Given $f(1)=1$, what is the limit of the following recursive function as $x$ approaches $\infty$? $$f(x)=\left(\sum_{n=0}^\infty {1\over{2^{xn}}}\right)\left(\sum_{i=1}^{x-1} {(^x_i)\over2^x}\cdot f(i)\right) $$ where $(^x_i)$ is $xCi$. I've graphed the first 300 or so values of the function and know it's oscillating (like damped harmonic progression) towards a certain number around $0.7213$ish, so I'm fairly certain it's convergent (although I don't know how to prove that on paper).

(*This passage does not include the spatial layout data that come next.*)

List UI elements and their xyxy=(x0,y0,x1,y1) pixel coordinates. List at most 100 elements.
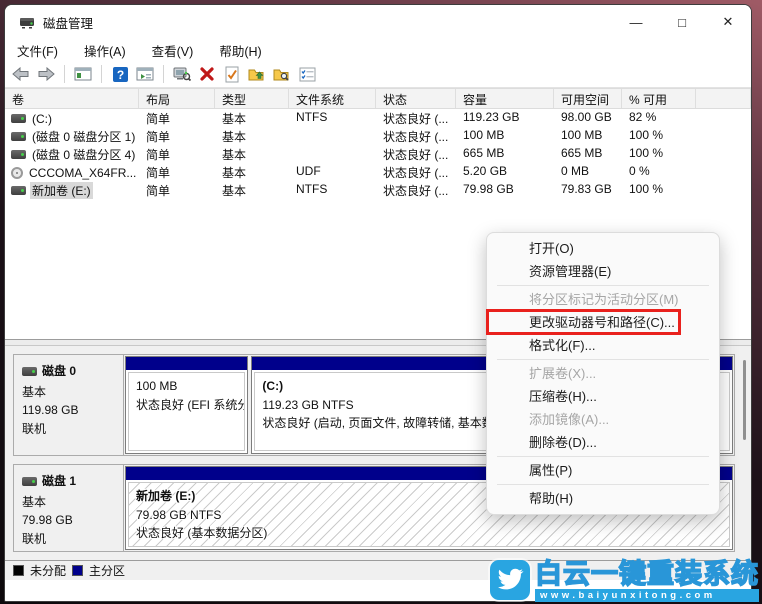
col-free-space[interactable]: 可用空间 xyxy=(554,89,622,108)
partition-status: 状态良好 (基本数据分区) xyxy=(136,526,268,541)
volume-name: (C:) xyxy=(32,111,52,126)
cell-free: 0 MB xyxy=(561,164,590,178)
folder-search-icon[interactable] xyxy=(272,64,292,84)
folder-up-icon[interactable] xyxy=(247,64,267,84)
menu-item-delete-volume[interactable]: 删除卷(D)... xyxy=(487,431,719,454)
scrollbar-thumb[interactable] xyxy=(742,360,746,440)
volume-context-menu: 打开(O) 资源管理器(E) 将分区标记为活动分区(M) 更改驱动器号和路径(C… xyxy=(486,232,720,515)
disk-status: 联机 xyxy=(22,421,47,436)
menu-file[interactable]: 文件(F) xyxy=(15,40,60,61)
cell-capacity: 665 MB xyxy=(463,146,505,160)
cell-fs xyxy=(289,145,376,163)
cell-free: 98.00 GB xyxy=(561,110,612,124)
disk-status: 联机 xyxy=(22,531,47,546)
col-type[interactable]: 类型 xyxy=(215,89,289,108)
cell-fs: NTFS xyxy=(296,182,328,196)
disk-icon xyxy=(11,114,26,123)
back-arrow-icon[interactable] xyxy=(11,64,31,84)
disk-1-label[interactable]: 磁盘 1 基本 79.98 GB 联机 xyxy=(14,465,124,551)
vertical-scrollbar[interactable] xyxy=(737,346,751,560)
menu-item-shrink-volume[interactable]: 压缩卷(H)... xyxy=(487,385,719,408)
minimize-button[interactable]: — xyxy=(613,5,659,39)
watermark: 白云一键重装系统 www.baiyunxitong.com xyxy=(490,558,759,602)
table-row[interactable]: (C:) 简单 基本 NTFS 状态良好 (... 119.23 GB 98.0… xyxy=(5,109,751,127)
computer-search-icon[interactable] xyxy=(172,64,192,84)
menu-item-help[interactable]: 帮助(H) xyxy=(487,487,719,510)
cd-rom-icon xyxy=(11,166,23,179)
svg-text:?: ? xyxy=(116,68,123,82)
cell-status: 状态良好 (... xyxy=(383,166,449,180)
watermark-url: www.baiyunxitong.com xyxy=(535,589,759,602)
help-icon[interactable]: ? xyxy=(110,64,130,84)
cell-pct: 100 % xyxy=(629,146,664,160)
checklist-icon[interactable] xyxy=(297,64,317,84)
menu-item-extend-volume: 扩展卷(X)... xyxy=(529,366,597,381)
cell-type: 基本 xyxy=(222,184,247,198)
check-document-icon[interactable] xyxy=(222,64,242,84)
menu-item-explorer[interactable]: 资源管理器(E) xyxy=(487,260,719,283)
menu-action[interactable]: 操作(A) xyxy=(82,40,128,61)
unallocated-swatch xyxy=(13,565,24,576)
col-status[interactable]: 状态 xyxy=(376,89,456,108)
forward-arrow-icon[interactable] xyxy=(36,64,56,84)
cell-status: 状态良好 (... xyxy=(383,148,449,162)
partition-color-band xyxy=(126,357,248,370)
menu-item-mark-active: 将分区标记为活动分区(M) xyxy=(529,292,679,307)
action-pane-icon[interactable] xyxy=(135,64,155,84)
disk-icon xyxy=(11,150,26,159)
cell-type: 基本 xyxy=(222,166,247,180)
cell-pct: 82 % xyxy=(629,110,657,124)
table-row-selected[interactable]: 新加卷 (E:) 简单 基本 NTFS 状态良好 (... 79.98 GB 7… xyxy=(5,181,751,199)
disk-icon xyxy=(11,186,26,195)
maximize-button[interactable]: □ xyxy=(659,5,705,39)
col-capacity[interactable]: 容量 xyxy=(456,89,554,108)
menu-bar: 文件(F) 操作(A) 查看(V) 帮助(H) xyxy=(5,39,751,61)
toolbar-separator xyxy=(101,65,102,83)
cell-layout: 简单 xyxy=(146,130,171,144)
col-percent-free[interactable]: % 可用 xyxy=(622,89,696,108)
disk-icon xyxy=(22,366,37,376)
disk-icon xyxy=(22,476,37,486)
title-bar: 磁盘管理 — □ ✕ xyxy=(5,5,751,39)
menu-help[interactable]: 帮助(H) xyxy=(217,40,263,61)
menu-separator xyxy=(497,484,709,485)
col-volume[interactable]: 卷 xyxy=(5,89,139,108)
close-button[interactable]: ✕ xyxy=(705,5,751,39)
cell-fs: UDF xyxy=(296,164,321,178)
volume-name: 新加卷 (E:) xyxy=(30,182,93,199)
menu-item-properties[interactable]: 属性(P) xyxy=(487,459,719,482)
cell-fs xyxy=(289,127,376,145)
volume-name: CCCOMA_X64FR... xyxy=(29,165,137,180)
volume-name: (磁盘 0 磁盘分区 1) xyxy=(32,130,136,144)
cell-free: 665 MB xyxy=(561,146,603,160)
volume-name: (磁盘 0 磁盘分区 4) xyxy=(32,148,136,162)
col-layout[interactable]: 布局 xyxy=(139,89,215,108)
legend-primary-label: 主分区 xyxy=(89,564,126,578)
col-filesystem[interactable]: 文件系统 xyxy=(289,89,376,108)
disk-0-label[interactable]: 磁盘 0 基本 119.98 GB 联机 xyxy=(14,355,124,455)
disk-title: 磁盘 0 xyxy=(42,364,77,378)
menu-item-change-drive-letter[interactable]: 更改驱动器号和路径(C)... xyxy=(487,311,719,334)
table-row[interactable]: (磁盘 0 磁盘分区 4) 简单 基本 状态良好 (... 665 MB 665… xyxy=(5,145,751,163)
menu-item-format[interactable]: 格式化(F)... xyxy=(487,334,719,357)
watermark-title: 白云一键重装系统 xyxy=(534,558,759,589)
col-empty xyxy=(696,89,751,108)
toolbar-separator xyxy=(64,65,65,83)
delete-red-x-icon[interactable] xyxy=(197,64,217,84)
cell-free: 79.83 GB xyxy=(561,182,612,196)
primary-partition-swatch xyxy=(72,565,84,576)
toolbar: ? xyxy=(5,61,751,88)
cell-status: 状态良好 (... xyxy=(383,112,449,126)
menu-view[interactable]: 查看(V) xyxy=(150,40,196,61)
table-row[interactable]: CCCOMA_X64FR... 简单 基本 UDF 状态良好 (... 5.20… xyxy=(5,163,751,181)
console-window-icon[interactable] xyxy=(73,64,93,84)
menu-item-open[interactable]: 打开(O) xyxy=(487,237,719,260)
disk-size: 119.98 GB xyxy=(22,403,79,418)
partition-size: 79.98 GB NTFS xyxy=(136,507,222,522)
cell-status: 状态良好 (... xyxy=(383,130,449,144)
cell-layout: 简单 xyxy=(146,148,171,162)
partition-efi[interactable]: 100 MB 状态良好 (EFI 系统分 xyxy=(125,356,249,454)
disk-type: 基本 xyxy=(22,384,47,399)
table-row[interactable]: (磁盘 0 磁盘分区 1) 简单 基本 状态良好 (... 100 MB 100… xyxy=(5,127,751,145)
cell-type: 基本 xyxy=(222,130,247,144)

Also, apologies for the confusing parentheses, I wasn't sure if it was proper to use brackets or something.
[Partial answer for now]
I'll write $f(n)$ instead of $f(x)$, for the sake of clarity, although $f_n$ might be a better notational choice. Anyway...
The recurrence in OP can be simplified, after summing the infinite geometric series in the first multiplicand, to the following recurrence:
$$\forall n\ge 2\colon\quad(2^n-1)f(n)=\sum_{i=1}^{n-1}\binom ni f(i)\tag 1$$
Replacing $n$ by $n+1$ in $(1)$, we also get,
$$\forall n\ge 1\colon\quad(2^{n+1}-1)f(n+1)=\sum_{i=1}^n\binom{n+1}i f(i)\tag 2$$
Subtracting $(1)$ from $(2)$ and using Pascal's rule, we get,
$$\forall n\ge 2\colon\quad(2^{n+1}-1)f(n+1)-(2^n-1)f(n)=f(1)+(n+1)f(n)+\sum_{i=1}^{n-2}\binom ni f(i)\tag3$$
Using $(1)$, we can rewrite $(3)$ as,
$$\forall n\ge 2\colon\quad (2^{n+1}-1)\bigl[f(n+1)-f(n)\bigr]=f(1)+n\bigl[f(n)-f(n-1)\bigr]\tag4$$
Define $\Phi(n):=f(n)-f(n-1)$ for $n\ge 2$ and with $f(1)=1$, we can rewrite $(4)$ as,
$$\forall n\ge 2\colon\quad(2^{n+1}-1)\Phi(n+1)=1+n\Phi(n)\qquad,\quad\Phi(2)=f(2)-f(1)=-\frac 13\tag5$$
and this might be an easier recurrence relation to tackle with, and then get a closed form for $f(n)$. We may even, perhaps, be able to use the telescopic properties of $\Phi(\cdot)$, ie, $\sum_{k=2}^n\Phi(k)=f(n)-f(1)$ with the recurrence in $(5)$, to recover a closed form for $f(n)$. For now, I'm exhausted after an all-nighter and I'll look into it further later.